2211 prenotazioni cancellate da questa ultima settimana di febbraio sino al 15 ottobre 2020. A causa, naturalmente, dell’emergenza Coronavirus. E’ il dato relativo ad un solo albergo (che preferiamo non citare) della provincia di Treviso: un dato senz’altro sufficiente a farsi un’idea del crack che stanno registrando in queste ore tutte le strutture ricettive del territorio.
2211 disdette (tra cui 22 banchetti, 667 gruppi allotment, 60 gruppi extra allotment, 57 gruppi su richiesta, 70 meeting) in un unico albergo rappresentano una statistica terrificante, in grado di fotografare in modo esemplificativo ed eloquente quelli che sono i danni collaterali del Coronavirus. Se infatti, oggi, l’emergenza si concentra giustamente sulla gravità di carattere sanitario (e quindi sulla lotta dell’Ulss e del mondo medico-farmacistico alla minaccia Covid-19), l’auspicabile speranza che a stretto giro di posta questo nemico infettivo venga sconfitto ci porta, giornalisticamente, a spostare lo sguardo un po’ più in là.

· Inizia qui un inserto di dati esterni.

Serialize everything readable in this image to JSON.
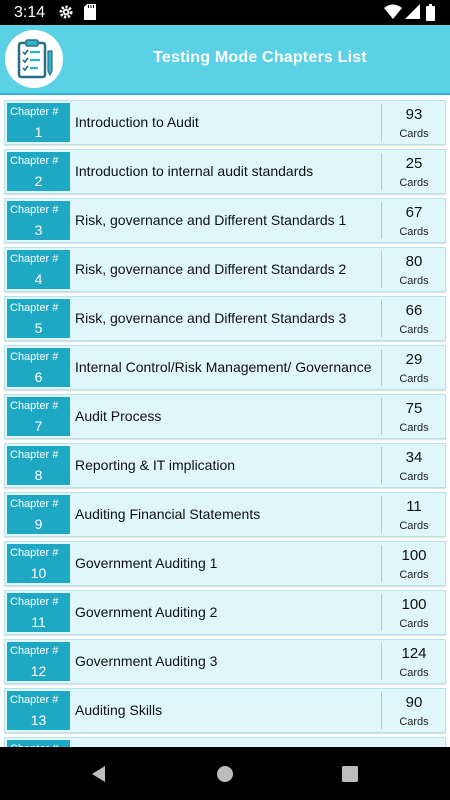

Le prime proiezioni elaborate a livello nazionale, infatti, stimano che la contrazione turistico-alberghiera interna nel medio-periodo (leggi: disdette sulla primavera-estate 2020) possa toccare picchi negativi del -70/80%, nelle zone maggiormente colpite dal contagio: quindi Lombardia in primis, ma anche Lazio e, ça va sans dire, il nostro Veneto.
Locomotiva nazionale della ricezione turistico-alberghiera (e sesta regione europea in assoluto ogni anno) il Veneto si trova oggi ad interrogarsi sui danni collaterali del Coronavirus, ossia l’implosione economica generata dal crollo delle presenze e delle prenotazioni, non soltanto turistiche. Ad interrogarsi e a fronteggiarli: perché dove non è in gioco la vita, sono in pericolo innumerevoli posti di lavoro.